Another feature of the tourist office is that it will allow researchers and members of the university community to access the data. So the office will also be, in a way, a training environment to identify entrepreneurs whose object of study or business interest is tourism. This means that professionals, companies in the sector, researchers, or public administrations, among others, can continue to delve into these new technologies to continue taking steps to improve the sector.

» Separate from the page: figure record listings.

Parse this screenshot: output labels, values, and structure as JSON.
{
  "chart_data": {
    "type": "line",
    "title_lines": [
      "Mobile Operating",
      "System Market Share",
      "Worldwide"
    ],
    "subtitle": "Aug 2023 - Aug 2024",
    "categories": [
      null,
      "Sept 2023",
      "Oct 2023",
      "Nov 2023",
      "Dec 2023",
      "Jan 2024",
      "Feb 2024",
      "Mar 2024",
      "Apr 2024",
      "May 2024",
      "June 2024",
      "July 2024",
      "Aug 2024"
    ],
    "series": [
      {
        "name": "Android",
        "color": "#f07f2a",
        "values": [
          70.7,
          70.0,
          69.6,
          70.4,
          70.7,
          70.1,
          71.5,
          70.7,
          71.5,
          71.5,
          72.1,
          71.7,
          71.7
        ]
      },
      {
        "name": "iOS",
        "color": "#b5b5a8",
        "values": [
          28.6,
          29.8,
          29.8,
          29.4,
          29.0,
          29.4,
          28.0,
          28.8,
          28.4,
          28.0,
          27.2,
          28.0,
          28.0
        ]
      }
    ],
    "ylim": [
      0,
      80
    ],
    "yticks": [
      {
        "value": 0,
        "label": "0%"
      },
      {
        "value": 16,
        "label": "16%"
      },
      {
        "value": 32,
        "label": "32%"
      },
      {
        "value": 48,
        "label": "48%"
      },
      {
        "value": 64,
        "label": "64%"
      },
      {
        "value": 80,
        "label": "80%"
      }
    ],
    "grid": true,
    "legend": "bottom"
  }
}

In this sense, the University of Seville is having some interest in the development of this project: since 2019 the 'Smart tourist destinations: Sustainability, Innovation, Technology and Accessibility' group is associated with the university, the main objective of the group is to study new technologies applied to sustainable tourism. Antonio Muñoz, delegate of Urban Habitat, Culture and Tourism department says that "the analysis of tourist flows through artificial intelligence will allow the design of a predictive model of behaviors which will help to offer personalized services and real-time information that covers any incident or demand for developing sustainable tourism in the city", and adds that "tourism can be managed not only from the point of view of attraction, but also to address the management of tourism within the city".